Given that additional scope nesting levels and extra empty scopes are allowed, you may wonder how it is possible to tell whether the scoping is correct. This comes down to the lifetime of variables within the original C program. For example, given this:

int x;
if(...){
    int y;
}

It would be possible to say:

<Scope>
    <Variable id="x" />
    <Scope>
        <Variable id="y" />
    </Scope>
</Scope>

as this indicates that:

  • a variable x is defined.

  • a variable y is defined, and x is still available within the same scope

  • the variable y goes out of scope before x.

It would not be possible to say:

<Scope>
    <Variable id="x" />
    <Variable id="y" />
</Scope>

as while it matches the first two properties above, it indicates that x and y go out of scope at the same time, rather than y leaving scope before x does.

Program build

From your top-level directory, doing:

make bin/c_parser

should create a programme called... bin/c_parser.

C90 Declarations

In C99 (like C++) you are allowed to interleave declarations and statements:

int f(int i)
{
    int x=i+5;
    x=x*x;
    int y=x+4;
    return y;
}

In C90, you must have all declarations before any statements, so that would need to be re-written as:

int f(int i)
{
    int x=i+5;
    int y;
    x=x*x;
    y=x+4;
    return y;
}

Note that declarations can happen at the start of any scope, so things like:

int f(int i)
{
    int x=i+5;
    x=x*x;
    if(1){
        int y=x+4;
        return y;
    }
}

Thinking about it with your knowledge of parsers and compilers, you might be able to guess why the older language is more restricted, while the newer one relaxes it.

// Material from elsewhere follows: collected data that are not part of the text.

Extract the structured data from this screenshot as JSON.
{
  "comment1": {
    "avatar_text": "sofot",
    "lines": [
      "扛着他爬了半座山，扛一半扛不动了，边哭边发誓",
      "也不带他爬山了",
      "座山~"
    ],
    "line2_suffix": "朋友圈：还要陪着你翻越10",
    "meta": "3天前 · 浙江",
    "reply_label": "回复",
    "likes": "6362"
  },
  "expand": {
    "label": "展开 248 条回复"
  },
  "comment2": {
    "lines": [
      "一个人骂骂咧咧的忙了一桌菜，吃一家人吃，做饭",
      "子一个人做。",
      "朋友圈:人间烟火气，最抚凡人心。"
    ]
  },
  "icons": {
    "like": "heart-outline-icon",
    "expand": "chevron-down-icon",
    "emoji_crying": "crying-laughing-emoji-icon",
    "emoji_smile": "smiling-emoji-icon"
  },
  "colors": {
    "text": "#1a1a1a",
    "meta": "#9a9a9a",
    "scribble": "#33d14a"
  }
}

You also might guess why I deliberately chose the older syntax for you to implement.

It's worth noting that beyond compiler implementation, there are many arguments for and against both styles. An argument for requiring C90 style declarations is that you have immediate visibility of the total number of variables in a scope. This gives you a sense of the complexity of a function, as you can see how many moving parts there are. For example, Linus Torvalds likes that aspect, as the kernel is an extremely large and complex code-base. There are also rules in the MISRA-C guidelines for automotive and embedded software that state that variables should appear at function scope.

One argument for the newer style is convenience, but also the idea that that it is better to declare a variable at the point that it is initialised. A common error in C is to have a variable which is not initialised on all code paths:

{
   int i;

   // Much code

   if(getc()){
       i=1;
   }

   // So codey

   putc(i+1);
}

Modern compilers will put out a warning about i potentially being used before being initialised, but people may just ignore that. The move towards more functional and declarative styles has also encouraged this process - for example, the auto keyword in C++11.